Para quien no le conociera, Francisco Rico podía resultar petulante: se mostraba con frecuencia desdeñoso, incluso despreciativo, aunque no se trataba de una manifestación de vanidad, sino resultado de una voluntad de diferenciarse, de no sentirse fagocitado por el grupo, casi una cuestión de autodefensa. Si cultivaba su carácter excéntrico, se debía a su voluntad de hacer valer su individualidad. Y esa reacción le llevaba a veces a conductas incomprensibles en alguien de su sensibilidad. Podía comportarse de forma impertinente, incluso deleznable. Por el contrario, podía ser cercano y cariñoso con los humildes. En pocas ocasiones le vi más relajado que un día en el Palacio de la Magdalena, preparando un congreso que se iniciaba al día siguiente, cuando un técnico, que desconocía quién era Francisco Rico, le trataba con un tono campechano. Aunque se encontraba nervioso, revisando todos los detalles, nos dejó y se marchó con él a tomar un café con una sonrisa que le desbordaba.

Quienes le fascinaban de verdad –y con los que era absolutamente indulgente– eran los creadores. Primero, Juan Benet, Jaime Gil de Biedma o Gabriel Ferrater; más adelante, Eduardo Mendoza, Pere Gimferrer, Javier Marías o Javier Cercas. Se sentía muy orgulloso de que Javier Marías le hubiera convertido en personaje de sus novelas (profesor Del Diestro, o profesor Villalobos, para acabar convenciendo a Marías de que le incluyera con su propio nombre: "¿Acaso no llamarías ‘Cervantes’ a Cervantes, ‘Dante’ al Dante y ‘Maquiavelo’ a Maquiavelo?", le decía a Marías).

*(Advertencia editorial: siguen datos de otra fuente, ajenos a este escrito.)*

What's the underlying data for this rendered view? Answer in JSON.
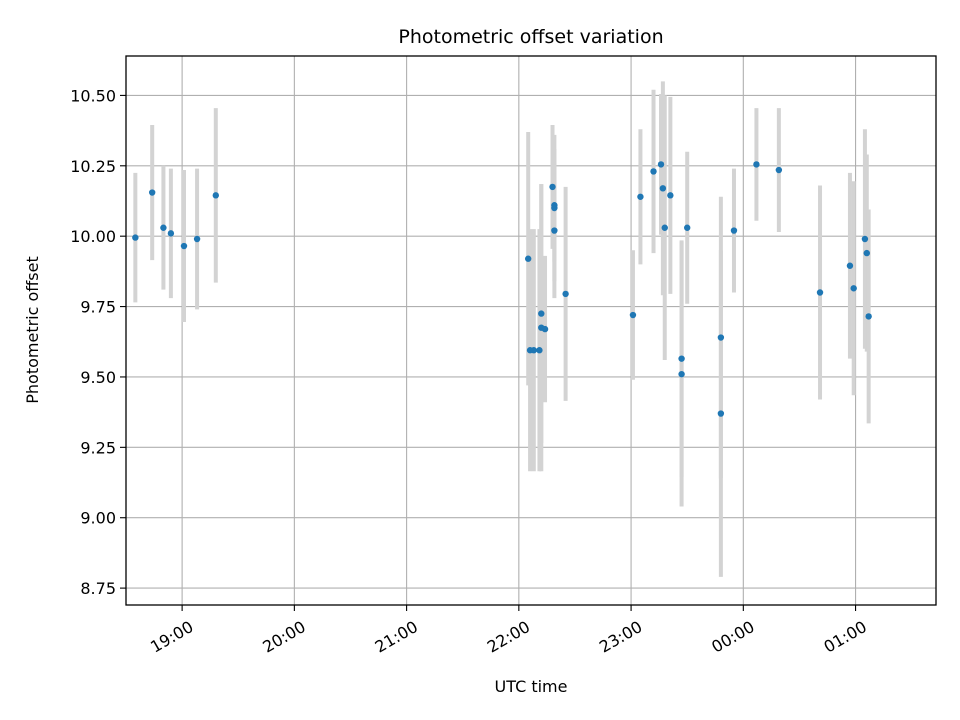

A pesar de su apariencia arrogante y de su indisimulado orgullo, era una de las pocas personas que agradecen las críticas y que solicitan la opinión de los demás. Cuando le conocí, a principios de los ochenta, le transmitieron mi crítica –yo no me habría atrevido entonces– sobre su estilo, que me parecía un tanto rebuscado. No solo no me guardó ningún rencor, sino que con mi reparo me gané su aprecio. Y cambió radicalmente su estilo, ahora mucho más natural y sencillo, pero nada simple, un modelo de elegancia. Por supuesto, no quiero atribuirme el mérito de ese cambio, porque él mismo era muy consciente de que el crítico tiene que esforzarse por utilizar una prosa que no resulte indigna de los escritores que estudia.

El rigor y la erudición que muestran sus escritos no son alardes gratuitos, que se acaban en sí mismos, sino los instrumentos necesarios para recuperar la letra y el sentido originales de la obra literaria y, a partir de ahí, entender el texto en su contexto, comprender la literatura en su realidad histórica, percibir las sugerencias que encierran los textos y que se desvelan a la luz del conjunto que los comprende.

Cuando, por ejemplo, estudia "el destierro del verso agudo" en la poesía del Renacimiento español, a partir de una cuestión aparentemente técnica va desvelando las concepciones literarias e ideológicas que enfrentaban la nueva poesía a la de cancionero, el humanismo a la escolástica. La literatura no es algo aislado, está anclada en la historia, en la vida; y, en este ejemplo, el análisis de las preferencias poéticas acaba revelándose indisolublemente unido a otros aspectos que desbordan la métrica o el estilo. En los escritos de Francisco Rico, la literatura va de la mano de la vida.